LADWP operates three coastal gas-fired generation plants that have been under the gun since the ban of once-through-cooling (OTC) began to be seriously considered five years ago by the state water board.

The staff amendment still must be approved by the water board when it meets in December, but as it stands it would provide LADWP and another coastal plant operator with the option of fulfilling some conditions that would permit OTC to continue at combined-cycle natural gas-fired power plants until those units reached the end of their useful life.

“If LADWP’s [oversight commission] determines, through a public process, that continued operation of an existing power plant operated by [the city utility] is necessary to maintain the reliability of the electric system in the short-term, LADWP shall provide written notification to the state and regional water boards [and others],” a proposed staff amendment states. And it added: “In considering whether to suspend or amend the final compliance dates the state [water] board shall consult with the California Independent System Operator [CAISO].”

After first seeking an 11th-hour legislative solution in late August, LADWP began working with the water board staff to ease the impact the rules would have on the nation’s largest municipal utility (see NGI, May 10).

Leading up to the breakthrough, Interim LADWP General Manager Austin Beutner said “a tremendous amount of progress” had been made in talks this week with water board staff. He told NGI he was pleased with the water board staff’s new approach that would cut hundreds of millions of added costs for the city-run utility and allow it to commit long-term to a 100% reduction of its coastal plant sea water cooling.

“We’re very pleased with the revised set of rules,” Beutner said. “They address the concerns and issues that we raised, and that will hopefully put us on a track to resolve the problem in a way that is a win-win. We’ll actually be the first utility in the state to commit to 100% reduction in the use of ocean water to cool our plants and do it in a way that dramatically reduces the cost to our ratepayers.”
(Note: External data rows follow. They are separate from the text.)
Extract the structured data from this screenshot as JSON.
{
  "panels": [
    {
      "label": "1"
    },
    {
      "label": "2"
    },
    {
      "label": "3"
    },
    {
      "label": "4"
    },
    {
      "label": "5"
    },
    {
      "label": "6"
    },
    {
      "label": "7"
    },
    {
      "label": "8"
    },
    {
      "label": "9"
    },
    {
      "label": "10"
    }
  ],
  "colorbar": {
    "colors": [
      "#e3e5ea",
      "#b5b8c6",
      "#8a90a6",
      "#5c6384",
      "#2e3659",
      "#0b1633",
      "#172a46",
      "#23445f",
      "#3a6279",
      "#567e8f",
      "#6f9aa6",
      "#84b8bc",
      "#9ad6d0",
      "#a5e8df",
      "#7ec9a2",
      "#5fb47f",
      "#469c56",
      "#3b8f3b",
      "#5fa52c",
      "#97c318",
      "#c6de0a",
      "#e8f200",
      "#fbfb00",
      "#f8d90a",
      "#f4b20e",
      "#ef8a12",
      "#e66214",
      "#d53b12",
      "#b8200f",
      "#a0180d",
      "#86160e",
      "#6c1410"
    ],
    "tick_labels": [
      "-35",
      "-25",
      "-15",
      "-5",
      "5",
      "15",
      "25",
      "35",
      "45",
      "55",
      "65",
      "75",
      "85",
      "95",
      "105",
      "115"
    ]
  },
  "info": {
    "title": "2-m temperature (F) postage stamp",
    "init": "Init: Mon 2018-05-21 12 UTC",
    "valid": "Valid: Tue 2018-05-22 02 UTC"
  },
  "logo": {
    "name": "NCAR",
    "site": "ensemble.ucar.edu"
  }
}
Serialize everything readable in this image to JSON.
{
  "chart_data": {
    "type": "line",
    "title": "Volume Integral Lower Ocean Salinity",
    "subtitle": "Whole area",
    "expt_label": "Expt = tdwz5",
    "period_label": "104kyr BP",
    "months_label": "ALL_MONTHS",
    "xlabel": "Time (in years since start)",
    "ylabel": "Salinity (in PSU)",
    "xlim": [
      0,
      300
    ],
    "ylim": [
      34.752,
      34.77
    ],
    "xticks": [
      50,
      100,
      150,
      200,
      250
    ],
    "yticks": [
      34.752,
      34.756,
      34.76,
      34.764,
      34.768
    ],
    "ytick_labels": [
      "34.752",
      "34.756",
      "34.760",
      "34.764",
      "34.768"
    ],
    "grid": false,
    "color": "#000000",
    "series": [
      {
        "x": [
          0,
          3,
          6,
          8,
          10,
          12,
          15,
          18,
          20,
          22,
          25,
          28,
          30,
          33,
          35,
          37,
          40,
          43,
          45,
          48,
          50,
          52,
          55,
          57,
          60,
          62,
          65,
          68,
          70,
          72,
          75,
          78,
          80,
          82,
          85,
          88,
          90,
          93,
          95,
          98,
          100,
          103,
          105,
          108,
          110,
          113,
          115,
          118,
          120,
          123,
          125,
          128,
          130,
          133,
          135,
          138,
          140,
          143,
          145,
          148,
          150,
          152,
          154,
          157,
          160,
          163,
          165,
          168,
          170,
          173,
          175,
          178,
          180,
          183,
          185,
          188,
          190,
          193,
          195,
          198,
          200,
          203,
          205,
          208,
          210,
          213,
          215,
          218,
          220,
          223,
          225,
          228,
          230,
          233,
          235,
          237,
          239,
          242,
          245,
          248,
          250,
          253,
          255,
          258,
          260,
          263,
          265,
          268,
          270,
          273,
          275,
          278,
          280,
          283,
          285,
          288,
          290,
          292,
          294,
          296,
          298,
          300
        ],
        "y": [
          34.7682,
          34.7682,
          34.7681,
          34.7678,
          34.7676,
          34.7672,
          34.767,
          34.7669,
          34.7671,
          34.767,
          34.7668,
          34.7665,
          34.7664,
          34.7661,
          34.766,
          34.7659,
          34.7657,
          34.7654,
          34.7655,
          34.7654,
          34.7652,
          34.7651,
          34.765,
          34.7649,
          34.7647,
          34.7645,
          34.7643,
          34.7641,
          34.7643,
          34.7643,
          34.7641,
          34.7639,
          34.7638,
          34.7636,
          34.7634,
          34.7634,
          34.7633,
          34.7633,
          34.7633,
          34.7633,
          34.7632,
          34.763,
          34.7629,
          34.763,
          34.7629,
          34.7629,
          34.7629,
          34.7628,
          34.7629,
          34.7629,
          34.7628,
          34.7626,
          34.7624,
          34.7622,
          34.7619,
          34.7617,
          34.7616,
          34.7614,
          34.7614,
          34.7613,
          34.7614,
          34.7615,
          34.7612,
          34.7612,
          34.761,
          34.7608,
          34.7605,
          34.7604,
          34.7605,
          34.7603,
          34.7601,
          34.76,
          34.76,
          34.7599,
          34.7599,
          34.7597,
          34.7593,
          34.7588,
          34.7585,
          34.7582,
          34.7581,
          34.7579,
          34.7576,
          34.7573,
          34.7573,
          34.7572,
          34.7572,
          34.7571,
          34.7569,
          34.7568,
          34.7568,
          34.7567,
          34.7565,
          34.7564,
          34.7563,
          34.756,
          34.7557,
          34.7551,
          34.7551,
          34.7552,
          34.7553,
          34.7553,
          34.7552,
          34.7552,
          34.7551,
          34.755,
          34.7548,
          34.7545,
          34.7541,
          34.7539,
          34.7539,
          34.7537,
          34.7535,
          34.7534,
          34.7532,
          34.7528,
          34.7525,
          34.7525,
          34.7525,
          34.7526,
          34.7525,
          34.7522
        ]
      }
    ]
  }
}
The timetable also is staggered to protect LADWP reliability over the next 10 to 20 years, Beutner said. The proposed amendment would require LADWP and other operators to file detailed implementation plans, adhere to other requirement related to repowered plants and consider the feasibility of much finer screening on water intake to reduce the impact on fish and other marine life.

He said a combination of factors makes the rules more manageable for the city utility, affecting the time, the order of the plants, the staggering and the mitigation done along the way. “All the pieces coming together now work,” Beutner said. There is more time to comply for certain plants and putting them in a new order.

Earlier when LADWP was stepping up its talks with the water board staff, Beutner characterized the joint effort as leading toward “a balanced solution” that “minimizes costs and achieves the objectives of the new once-through-cooling [OTC] policy.” LADWP will be making investments in the near term that improve power system reliability, transition away from coal and increase the mix of renewable-based power, he said.

“There is a certain engineering path to go down and the water board staff agreed that was what we should do now,” Beutner said.

In recent months LADWP had stepped up its arguments that the new sea water rules threatened its operations longer term much more than those of its private-sector counterparts, while its greenhouse gas (GHG) emissions have actually been reduced and will go down more in the years to come (see NGI, Jan. 8).

In the past two months, Beutner went to various business and legislative forums to reiterate that the utility would have to spend an additional $2.3 billion complying with the state water board’s phase-out. It would require a 6% electric rate hike for a period of at least eight years, Beutner told state legislative leaders earlier in August. Those estimates can now be significantly reduced, or so Beutner hopes.